Flourishing in the lag time is a collection of cast objects that examines the means in which identity is created, defined, and perceived.
Following the armistice of the Korean War, Bbudae-jjigae is a stew that was created by the surplus food scrounged from US army bases in South Korea. Common ingredients included instant noodles, Spam, Vienne sausages, American cheese, kimchi, scallions, mushrooms, and tofu. Spam was considered a luxury food item because of how scarce meat was at the time. It is now as inextricable from Korean culture as American imperialism.
The simulation of objects reflect colonialism as recreating an original to an existing body. The result is an unsettling similarity, but a little different. As a departure from the modernist approach of form-follows-function, these objects reject bodies categorized to their function.
In this zone, objects contain complicated functions of instant, undefined, and disposable bodies.
2017 Furthermore Space - Portland, OR
Same same, but different is like using a simile to describe something.
It describes the futility in translation of meaning and how I relate to the world through objects of my experience. Objects that sit between us and reveal the same same, but know it will always be different. How much can I make same same same until it all doesn’t mean anything at all?
By mining common and historical objects, I push my identity outside of colonizing methodologies that impose a priority of originality, completeness, and orientation. Through the misuse of plaster molds and castration of function, these objects capture the identity of the object in flux. Without same same, we have curt definitions of what is without ambiguity. I deconstruct the world where things are categorized into neat boxes. The world where we know exactly how much to pay for heritage, humanity, and heaven.
Horns of the rock altar
Through the generous support from the Nat Turner Project, this installation was in the 3rd Floor bathroom at the Falcon Building of PNCA.

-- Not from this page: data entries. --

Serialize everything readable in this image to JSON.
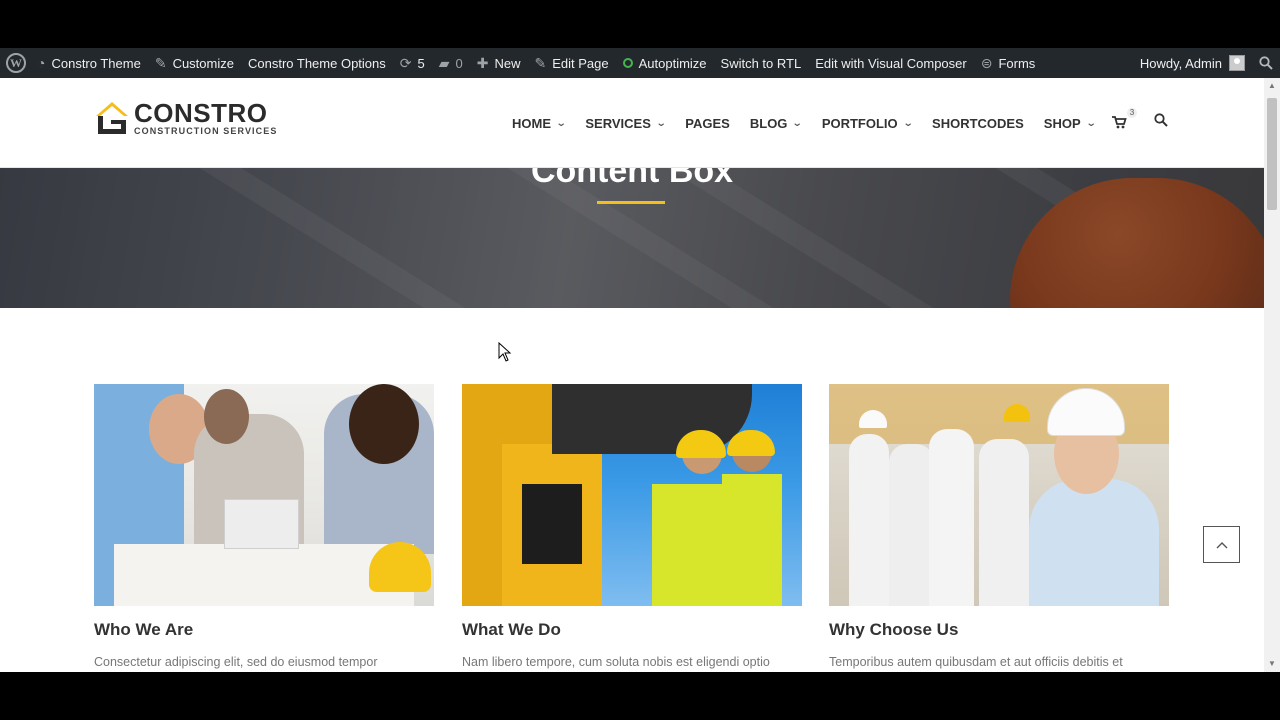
{
  "adminbar": {
    "site_name": "Constro Theme",
    "customize": "Customize",
    "theme_options": "Constro Theme Options",
    "updates_count": "5",
    "comments_count": "0",
    "new": "New",
    "edit_page": "Edit Page",
    "autoptimize": "Autoptimize",
    "switch_rtl": "Switch to RTL",
    "visual_composer": "Edit with Visual Composer",
    "forms": "Forms",
    "howdy": "Howdy, Admin"
  },
  "logo": {
    "title": "CONSTRO",
    "subtitle": "CONSTRUCTION SERVICES"
  },
  "nav": {
    "items": [
      {
        "label": "HOME",
        "dropdown": true
      },
      {
        "label": "SERVICES",
        "dropdown": true
      },
      {
        "label": "PAGES",
        "dropdown": false
      },
      {
        "label": "BLOG",
        "dropdown": true
      },
      {
        "label": "PORTFOLIO",
        "dropdown": true
      },
      {
        "label": "SHORTCODES",
        "dropdown": false
      },
      {
        "label": "SHOP",
        "dropdown": true
      }
    ],
    "cart_count": "3"
  },
  "hero": {
    "title": "Content Box"
  },
  "cards": [
    {
      "title": "Who We Are",
      "text": "Consectetur adipiscing elit, sed do eiusmod tempor"
    },
    {
      "title": "What We Do",
      "text": "Nam libero tempore, cum soluta nobis est eligendi optio"
    },
    {
      "title": "Why Choose Us",
      "text": "Temporibus autem quibusdam et aut officiis debitis et"
    }
  ],
  "colors": {
    "accent": "#f5be1b",
    "adminbar_bg": "#23282d",
    "helmet": "#c24d14"
  }
}
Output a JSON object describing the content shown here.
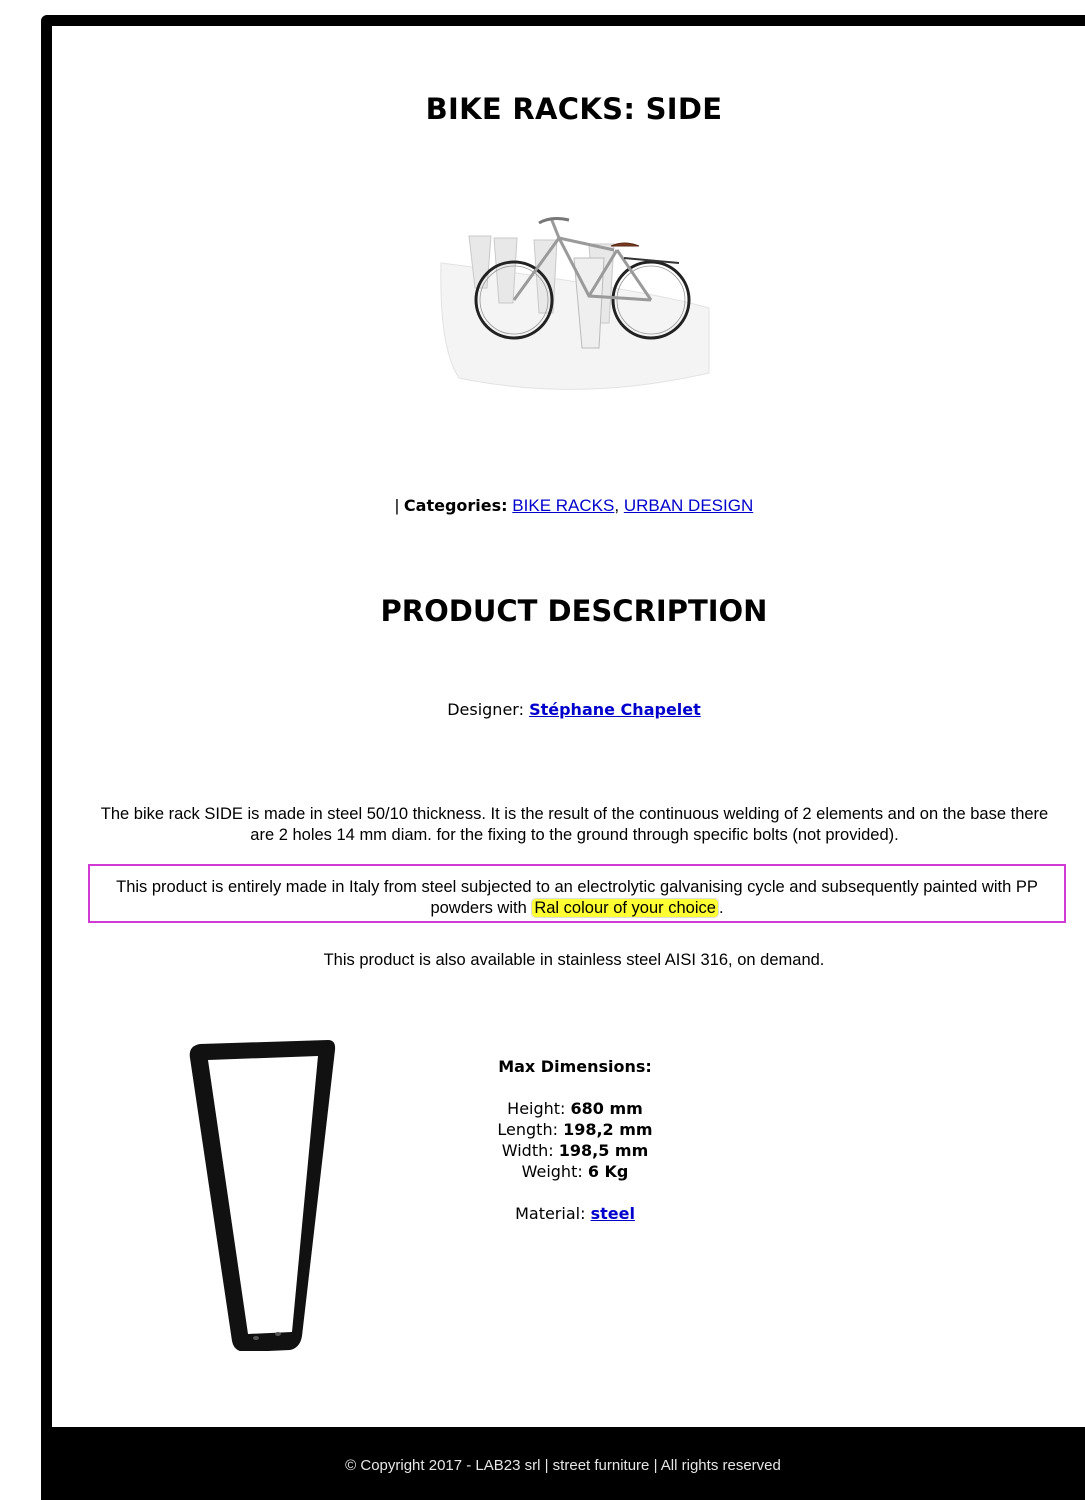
{
  "product": {
    "title": "BIKE RACKS: SIDE",
    "hero_image": "bike-rack-with-bicycle-photo"
  },
  "categories": {
    "prefix": "|",
    "label": "Categories:",
    "items": [
      "BIKE RACKS",
      "URBAN DESIGN"
    ],
    "separator": ","
  },
  "description": {
    "heading": "PRODUCT DESCRIPTION",
    "designer_label": "Designer:",
    "designer_name": "Stéphane Chapelet",
    "paragraph1": "The bike rack SIDE is made in steel 50/10 thickness. It is the result of the continuous welding of 2 elements and on the base there are 2 holes 14 mm diam. for the fixing to the ground through specific bolts (not provided).",
    "paragraph2_before": "This product is entirely made in Italy from steel subjected to an electrolytic galvanising cycle and subsequently painted with PP powders with",
    "paragraph2_highlight": "Ral colour of your choice",
    "paragraph2_after": ".",
    "paragraph3": "This product is also available in stainless steel AISI 316, on demand.",
    "highlight_color": "#ffff33",
    "box_border_color": "#d23ad6"
  },
  "dimensions": {
    "heading": "Max Dimensions:",
    "height_label": "Height:",
    "height_value": "680 mm",
    "length_label": "Length:",
    "length_value": "198,2 mm",
    "width_label": "Width:",
    "width_value": "198,5 mm",
    "weight_label": "Weight:",
    "weight_value": "6 Kg",
    "material_label": "Material:",
    "material_value": "steel"
  },
  "footer": {
    "text": "© Copyright 2017 - LAB23 srl | street furniture | All rights reserved"
  },
  "colors": {
    "link": "#0000cc",
    "frame": "#000000"
  }
}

“I am not washed and beautiful, in control of a shining world in which everything fits” – Annie Dillard
By tweaking expected function through materiality, Horns of the rock altar meditates on the parasites that exist in our sacred spaces. Sacred sites are ubiquitously demarcated by nested precincts of increasingly private grounds. A place for private contemplation held within a private institution; its points of access are key card, security guard, elevator, and an unlocked door. The hallmarks of intimacy.
As a maker and consumer I fill these spaces with objects; parasitic objects that close the loop of consumption and waste that divert water like a pipe. Objects that question the edges between myself and the parasites in our sacred grounds.
Photos: Mario Gallucci
As a reflection on the loss of identity in the fecundity of insects, this installation consists of objects that relate to each other and the viewer through the act of gazing and being watched. The holes at the top of the slip cast tops act like eyes that gaze upon the viewer. The mirrors are arranged to reflect the tops and to leave out the reflection of the viewer's eyes. The three mirrors have three panels, reflecting the Pixel Totem #1 in the corner, which is made of three sets of three panels that making three squares. The center hole of Pixel Totem #1 gazes at the viewer.
Hidden in the reflections of the three mirrors are 3 Asian men that refer the image as object: Lee Ufan of the Mono-Ha movement, Ken Watanabe as the actor who play the decoy of R’as Al Ghul in Batman Begins, and Kien Shih who played the villain in Enter the Dragon.
In “Banana Stand,” I explore the metaphor of the banana as an object.
Bananas being yellow on the outside and white on the inside has been used to describe a westernized Asian losing touch with their cultural heritage. AsianAmericans have been called the “model minority” because they have adopted white american culture.
As an eraser, it's a reflection on the deterioration of the form as it erases mistakes. As a rubber banana, I discover the joy of throwing it against a wall. What is the resistance of black graphite being erased on white paper? Why do I allow meaningless constructs it bear meaning to my identity? How do I get graphite off of everything I own now?